For the moment, presuming Mark’s gospel was written in the aftermath of the Roman re-occupation of Palestine/Israel and its scorched-earth policy attended its army’s march to sack and salt Jerusalem and, along the way, untold numbers of Galileans and Judeans were enslaved or killed—what new gospel is now needed, in a time of another American pre-civil war, that will surface a common point of healing, lest we simply change one empire for yet another?
This long-winded sentence (if that is what it is) sets a challenge large enough to ask about our enthrallment with bigger barns and how Mammon’s material blessings keep stopping a larger honoring of each gift brought by a human or other-than-human experience.
What is the usual calculus we do to set artificial limits on what is real and easily shunted into categories of irrelevance, invisibility, and worthlessness?
If such becomes discernible, able to be turned to a story without an artificial pausing point that blocks its flow, there will be an even more difficult question of assisting one another through consistent disciplines that change our DNA from genetic survivalism to mutual appreciation and individual satisfaction.
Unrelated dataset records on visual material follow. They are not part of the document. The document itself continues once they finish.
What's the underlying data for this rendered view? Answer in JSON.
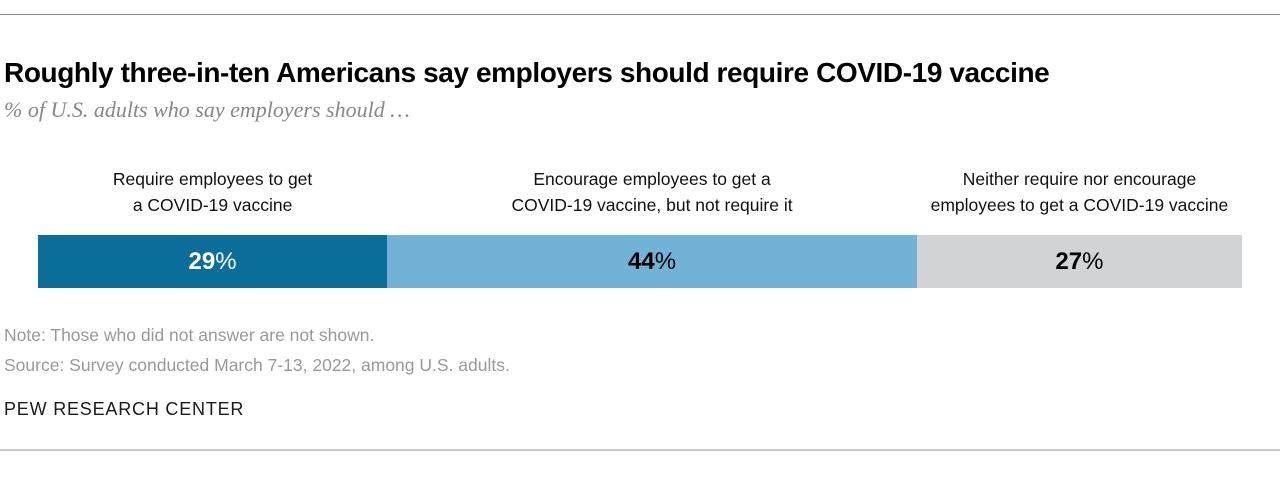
{
  "header": {
    "title": "Roughly three-in-ten Americans say employers should require COVID-19 vaccine",
    "subtitle": "% of U.S. adults who say employers should …"
  },
  "chart_data": {
    "type": "bar",
    "orientation": "horizontal-stacked",
    "title": "Roughly three-in-ten Americans say employers should require COVID-19 vaccine",
    "subtitle": "% of U.S. adults who say employers should …",
    "unit": "%",
    "categories": [
      "Require employees to get a COVID-19 vaccine",
      "Encourage employees to get a COVID-19 vaccine, but not require it",
      "Neither require nor encourage employees to get a COVID-19 vaccine"
    ],
    "values": [
      29,
      44,
      27
    ],
    "xlim": [
      0,
      100
    ],
    "grid": false,
    "legend": "none",
    "segments": [
      {
        "label_line1": "Require employees to get",
        "label_line2": "a COVID-19 vaccine",
        "value": 29,
        "display_number": "29",
        "display_sign": "%",
        "color": "#0a6e99",
        "text_color": "#ffffff"
      },
      {
        "label_line1": "Encourage employees to get a",
        "label_line2": "COVID-19 vaccine, but not require it",
        "value": 44,
        "display_number": "44",
        "display_sign": "%",
        "color": "#71b2d6",
        "text_color": "#000000"
      },
      {
        "label_line1": "Neither require nor encourage",
        "label_line2": "employees to get a COVID-19 vaccine",
        "value": 27,
        "display_number": "27",
        "display_sign": "%",
        "color": "#d1d3d4",
        "text_color": "#000000"
      }
    ]
  },
  "footer": {
    "note": "Note: Those who did not answer are not shown.",
    "source": "Source: Survey conducted March 7-13, 2022, among U.S. adults.",
    "brand": "PEW RESEARCH CENTER"
  },
  "colors": {
    "accent_dark_blue": "#0a6e99",
    "accent_light_blue": "#71b2d6",
    "neutral_gray": "#d1d3d4",
    "footnote_gray": "#97999b",
    "subtitle_gray": "#85878a",
    "rule_top": "#8a8c8e",
    "rule_bottom": "#c6c7c8"
  }
}
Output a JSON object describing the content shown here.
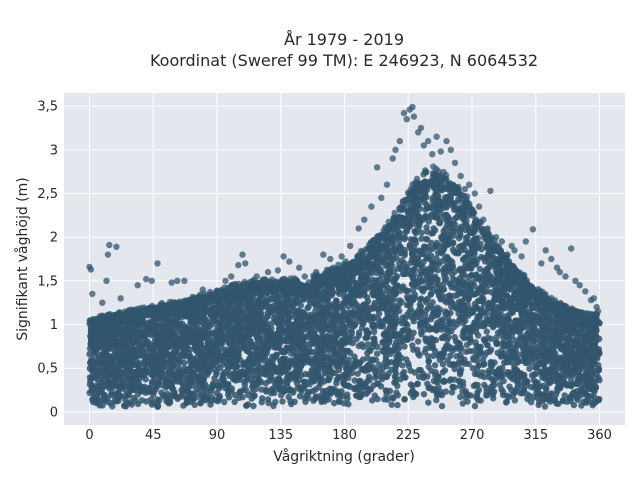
{
  "chart_data": {
    "type": "scatter",
    "title": "År 1979 - 2019",
    "subtitle": "Koordinat (Sweref 99 TM): E 246923, N 6064532",
    "xlabel": "Vågriktning (grader)",
    "ylabel": "Signifikant våghöjd (m)",
    "xlim": [
      -18,
      378
    ],
    "ylim": [
      -0.15,
      3.65
    ],
    "xticks": [
      0,
      45,
      90,
      135,
      180,
      225,
      270,
      315,
      360
    ],
    "xtick_labels": [
      "0",
      "45",
      "90",
      "135",
      "180",
      "225",
      "270",
      "315",
      "360"
    ],
    "yticks": [
      0,
      0.5,
      1,
      1.5,
      2,
      2.5,
      3,
      3.5
    ],
    "ytick_labels": [
      "0",
      "0,5",
      "1",
      "1,5",
      "2",
      "2,5",
      "3",
      "3,5"
    ],
    "grid": true,
    "background": "#e5e7ef",
    "marker_color": "#32566d",
    "envelope": {
      "direction": [
        0,
        15,
        30,
        45,
        60,
        75,
        90,
        105,
        120,
        135,
        150,
        165,
        180,
        195,
        210,
        225,
        240,
        255,
        270,
        285,
        300,
        315,
        330,
        345,
        360
      ],
      "max_height": [
        1.05,
        1.1,
        1.15,
        1.2,
        1.25,
        1.3,
        1.38,
        1.45,
        1.5,
        1.5,
        1.5,
        1.58,
        1.68,
        1.85,
        2.1,
        2.5,
        2.78,
        2.65,
        2.35,
        1.95,
        1.65,
        1.4,
        1.25,
        1.15,
        1.1
      ]
    },
    "outliers": [
      [
        0,
        1.66
      ],
      [
        1,
        1.63
      ],
      [
        2,
        1.35
      ],
      [
        14,
        1.91
      ],
      [
        19,
        1.89
      ],
      [
        13,
        1.8
      ],
      [
        12,
        1.5
      ],
      [
        9,
        1.25
      ],
      [
        22,
        1.3
      ],
      [
        34,
        1.45
      ],
      [
        40,
        1.52
      ],
      [
        44,
        1.5
      ],
      [
        48,
        1.7
      ],
      [
        58,
        1.48
      ],
      [
        62,
        1.5
      ],
      [
        67,
        1.5
      ],
      [
        80,
        1.4
      ],
      [
        96,
        1.5
      ],
      [
        100,
        1.55
      ],
      [
        105,
        1.68
      ],
      [
        108,
        1.8
      ],
      [
        110,
        1.7
      ],
      [
        118,
        1.55
      ],
      [
        126,
        1.6
      ],
      [
        133,
        1.62
      ],
      [
        137,
        1.78
      ],
      [
        141,
        1.72
      ],
      [
        148,
        1.65
      ],
      [
        152,
        1.55
      ],
      [
        160,
        1.6
      ],
      [
        165,
        1.8
      ],
      [
        170,
        1.75
      ],
      [
        178,
        1.78
      ],
      [
        184,
        1.9
      ],
      [
        190,
        2.1
      ],
      [
        194,
        2.2
      ],
      [
        199,
        2.35
      ],
      [
        203,
        2.8
      ],
      [
        206,
        2.45
      ],
      [
        210,
        2.6
      ],
      [
        214,
        2.9
      ],
      [
        216,
        3.0
      ],
      [
        219,
        3.1
      ],
      [
        222,
        3.42
      ],
      [
        224,
        3.35
      ],
      [
        226,
        3.46
      ],
      [
        228,
        3.49
      ],
      [
        229,
        3.38
      ],
      [
        232,
        3.2
      ],
      [
        234,
        3.25
      ],
      [
        236,
        3.05
      ],
      [
        239,
        3.1
      ],
      [
        242,
        2.95
      ],
      [
        245,
        3.15
      ],
      [
        248,
        2.98
      ],
      [
        252,
        3.1
      ],
      [
        255,
        3.0
      ],
      [
        258,
        2.85
      ],
      [
        262,
        2.7
      ],
      [
        265,
        2.55
      ],
      [
        268,
        2.6
      ],
      [
        272,
        2.5
      ],
      [
        275,
        2.35
      ],
      [
        278,
        2.2
      ],
      [
        281,
        2.1
      ],
      [
        283,
        2.53
      ],
      [
        287,
        2.0
      ],
      [
        291,
        1.95
      ],
      [
        295,
        1.8
      ],
      [
        298,
        1.9
      ],
      [
        300,
        1.85
      ],
      [
        305,
        1.78
      ],
      [
        308,
        1.95
      ],
      [
        313,
        2.09
      ],
      [
        319,
        1.7
      ],
      [
        322,
        1.85
      ],
      [
        326,
        1.75
      ],
      [
        330,
        1.65
      ],
      [
        332,
        1.6
      ],
      [
        336,
        1.55
      ],
      [
        340,
        1.87
      ],
      [
        343,
        1.5
      ],
      [
        346,
        1.45
      ],
      [
        350,
        1.38
      ],
      [
        354,
        1.28
      ],
      [
        356,
        1.3
      ],
      [
        358,
        1.2
      ],
      [
        359,
        1.15
      ]
    ]
  }
}
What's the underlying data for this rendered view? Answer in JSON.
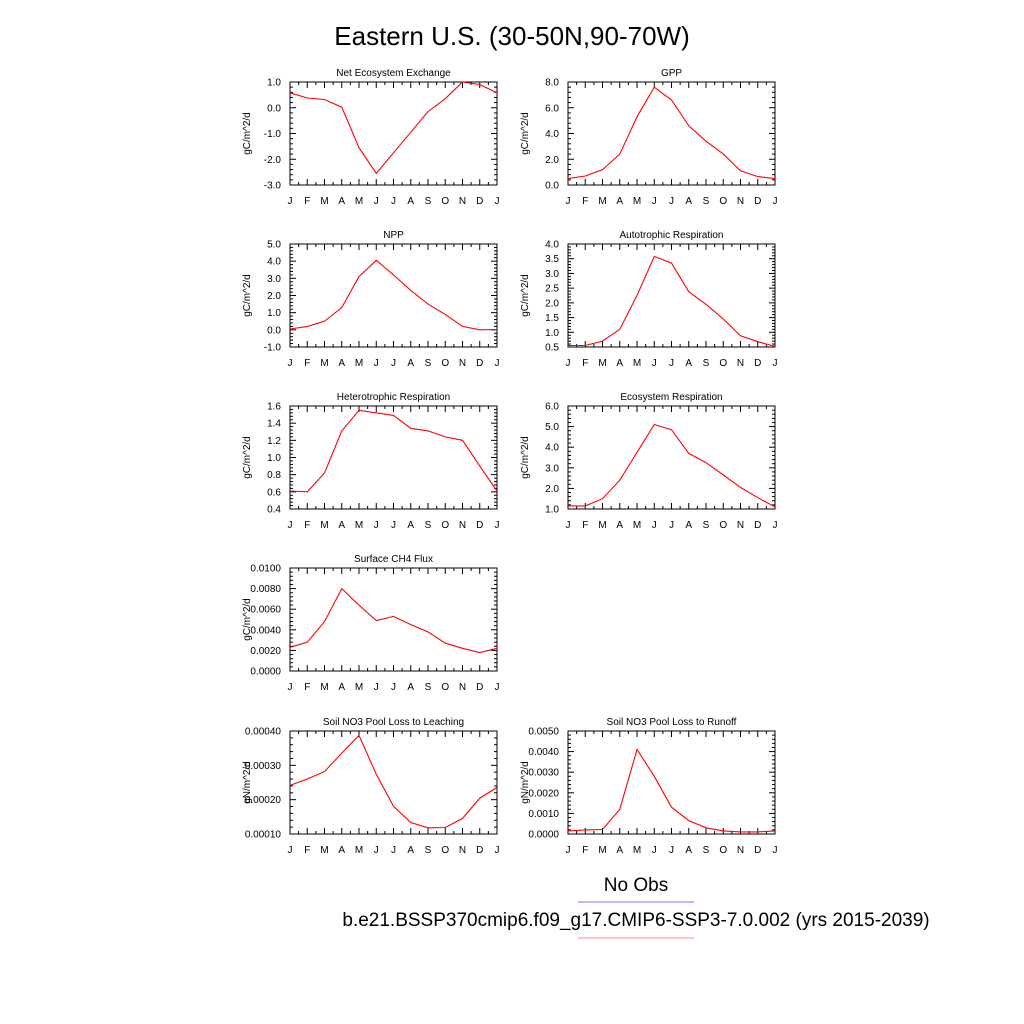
{
  "figure": {
    "title": "Eastern U.S. (30-50N,90-70W)",
    "legend_label": "No Obs",
    "case_label": "b.e21.BSSP370cmip6.f09_g17.CMIP6-SSP3-7.0.002 (yrs 2015-2039)",
    "colors": {
      "model_line": "#ff0000",
      "obs_line": "#7777ff",
      "model_legend": "#ff8888"
    }
  },
  "chart_data": [
    {
      "type": "line",
      "title": "Net Ecosystem Exchange",
      "ylabel": "gC/m^2/d",
      "categories": [
        "J",
        "F",
        "M",
        "A",
        "M",
        "J",
        "J",
        "A",
        "S",
        "O",
        "N",
        "D",
        "J"
      ],
      "ylim": [
        -3.0,
        1.0
      ],
      "yticks": [
        "1.0",
        "0.0",
        "-1.0",
        "-2.0",
        "-3.0"
      ],
      "values": [
        0.58,
        0.38,
        0.32,
        0.02,
        -1.55,
        -2.55,
        -1.75,
        -0.95,
        -0.15,
        0.35,
        1.0,
        0.9,
        0.58
      ]
    },
    {
      "type": "line",
      "title": "GPP",
      "ylabel": "gC/m^2/d",
      "categories": [
        "J",
        "F",
        "M",
        "A",
        "M",
        "J",
        "J",
        "A",
        "S",
        "O",
        "N",
        "D",
        "J"
      ],
      "ylim": [
        0.0,
        8.0
      ],
      "yticks": [
        "8.0",
        "6.0",
        "4.0",
        "2.0",
        "0.0"
      ],
      "values": [
        0.5,
        0.7,
        1.2,
        2.4,
        5.3,
        7.6,
        6.6,
        4.6,
        3.4,
        2.4,
        1.1,
        0.65,
        0.5
      ]
    },
    {
      "type": "line",
      "title": "NPP",
      "ylabel": "gC/m^2/d",
      "categories": [
        "J",
        "F",
        "M",
        "A",
        "M",
        "J",
        "J",
        "A",
        "S",
        "O",
        "N",
        "D",
        "J"
      ],
      "ylim": [
        -1.0,
        5.0
      ],
      "yticks": [
        "5.0",
        "4.0",
        "3.0",
        "2.0",
        "1.0",
        "0.0",
        "-1.0"
      ],
      "values": [
        0.05,
        0.2,
        0.5,
        1.3,
        3.1,
        4.05,
        3.2,
        2.3,
        1.5,
        0.9,
        0.2,
        0.0,
        0.02
      ]
    },
    {
      "type": "line",
      "title": "Autotrophic Respiration",
      "ylabel": "gC/m^2/d",
      "categories": [
        "J",
        "F",
        "M",
        "A",
        "M",
        "J",
        "J",
        "A",
        "S",
        "O",
        "N",
        "D",
        "J"
      ],
      "ylim": [
        0.5,
        4.0
      ],
      "yticks": [
        "4.0",
        "3.5",
        "3.0",
        "2.5",
        "2.0",
        "1.5",
        "1.0",
        "0.5"
      ],
      "values": [
        0.55,
        0.55,
        0.7,
        1.1,
        2.25,
        3.58,
        3.35,
        2.38,
        1.95,
        1.45,
        0.88,
        0.68,
        0.52
      ]
    },
    {
      "type": "line",
      "title": "Heterotrophic Respiration",
      "ylabel": "gC/m^2/d",
      "categories": [
        "J",
        "F",
        "M",
        "A",
        "M",
        "J",
        "J",
        "A",
        "S",
        "O",
        "N",
        "D",
        "J"
      ],
      "ylim": [
        0.4,
        1.6
      ],
      "yticks": [
        "1.6",
        "1.4",
        "1.2",
        "1.0",
        "0.8",
        "0.6",
        "0.4"
      ],
      "values": [
        0.61,
        0.6,
        0.82,
        1.31,
        1.55,
        1.52,
        1.49,
        1.34,
        1.31,
        1.24,
        1.2,
        0.9,
        0.61
      ]
    },
    {
      "type": "line",
      "title": "Ecosystem Respiration",
      "ylabel": "gC/m^2/d",
      "categories": [
        "J",
        "F",
        "M",
        "A",
        "M",
        "J",
        "J",
        "A",
        "S",
        "O",
        "N",
        "D",
        "J"
      ],
      "ylim": [
        1.0,
        6.0
      ],
      "yticks": [
        "6.0",
        "5.0",
        "4.0",
        "3.0",
        "2.0",
        "1.0"
      ],
      "values": [
        1.15,
        1.15,
        1.5,
        2.4,
        3.75,
        5.1,
        4.85,
        3.7,
        3.25,
        2.65,
        2.05,
        1.55,
        1.1
      ]
    },
    {
      "type": "line",
      "title": "Surface CH4 Flux",
      "ylabel": "gC/m^2/d",
      "categories": [
        "J",
        "F",
        "M",
        "A",
        "M",
        "J",
        "J",
        "A",
        "S",
        "O",
        "N",
        "D",
        "J"
      ],
      "ylim": [
        0.0,
        0.01
      ],
      "yticks": [
        "0.0100",
        "0.0080",
        "0.0060",
        "0.0040",
        "0.0020",
        "0.0000"
      ],
      "values": [
        0.0023,
        0.0028,
        0.0048,
        0.008,
        0.0064,
        0.0049,
        0.0053,
        0.0045,
        0.0038,
        0.0027,
        0.0022,
        0.0018,
        0.0022
      ]
    },
    {
      "type": "line",
      "title": "Soil NO3 Pool Loss to Leaching",
      "ylabel": "gN/m^2/d",
      "categories": [
        "J",
        "F",
        "M",
        "A",
        "M",
        "J",
        "J",
        "A",
        "S",
        "O",
        "N",
        "D",
        "J"
      ],
      "ylim": [
        5e-05,
        0.0004
      ],
      "yticks": [
        "0.00040",
        "0.00030",
        "0.00020",
        "0.00010"
      ],
      "values": [
        0.000215,
        0.000237,
        0.000262,
        0.000325,
        0.000385,
        0.000253,
        0.000144,
        8.9e-05,
        7.1e-05,
        7.2e-05,
        0.000103,
        0.000172,
        0.000208
      ]
    },
    {
      "type": "line",
      "title": "Soil NO3 Pool Loss to Runoff",
      "ylabel": "gN/m^2/d",
      "categories": [
        "J",
        "F",
        "M",
        "A",
        "M",
        "J",
        "J",
        "A",
        "S",
        "O",
        "N",
        "D",
        "J"
      ],
      "ylim": [
        0.0,
        0.005
      ],
      "yticks": [
        "0.0050",
        "0.0040",
        "0.0030",
        "0.0020",
        "0.0010",
        "0.0000"
      ],
      "values": [
        0.00015,
        0.0002,
        0.00022,
        0.0012,
        0.0041,
        0.0028,
        0.0013,
        0.00065,
        0.0003,
        0.00015,
        0.0001,
        0.0001,
        0.00015
      ]
    }
  ]
}
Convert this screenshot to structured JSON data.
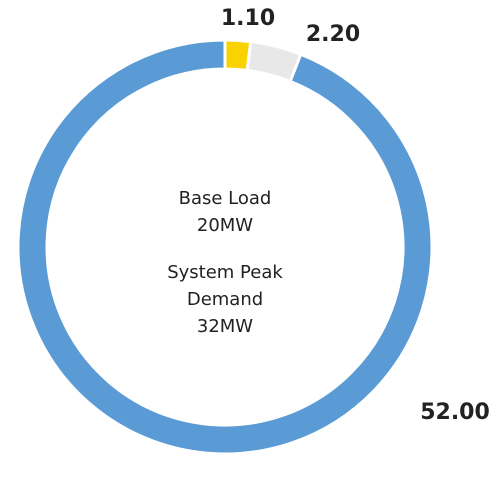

Included in this is how to evaluate and deal with mutations—some of which run counter to either or both communal and individual expressions of thankfulness and purpose, some of which are not immediately discernable.
What partnership story (rather than that of a single hero) will assist us in countering an intentional rush to civil war so insisted upon by some while dreaded by others who have no analysis or strategy to deal with the drumbeat of division and malice.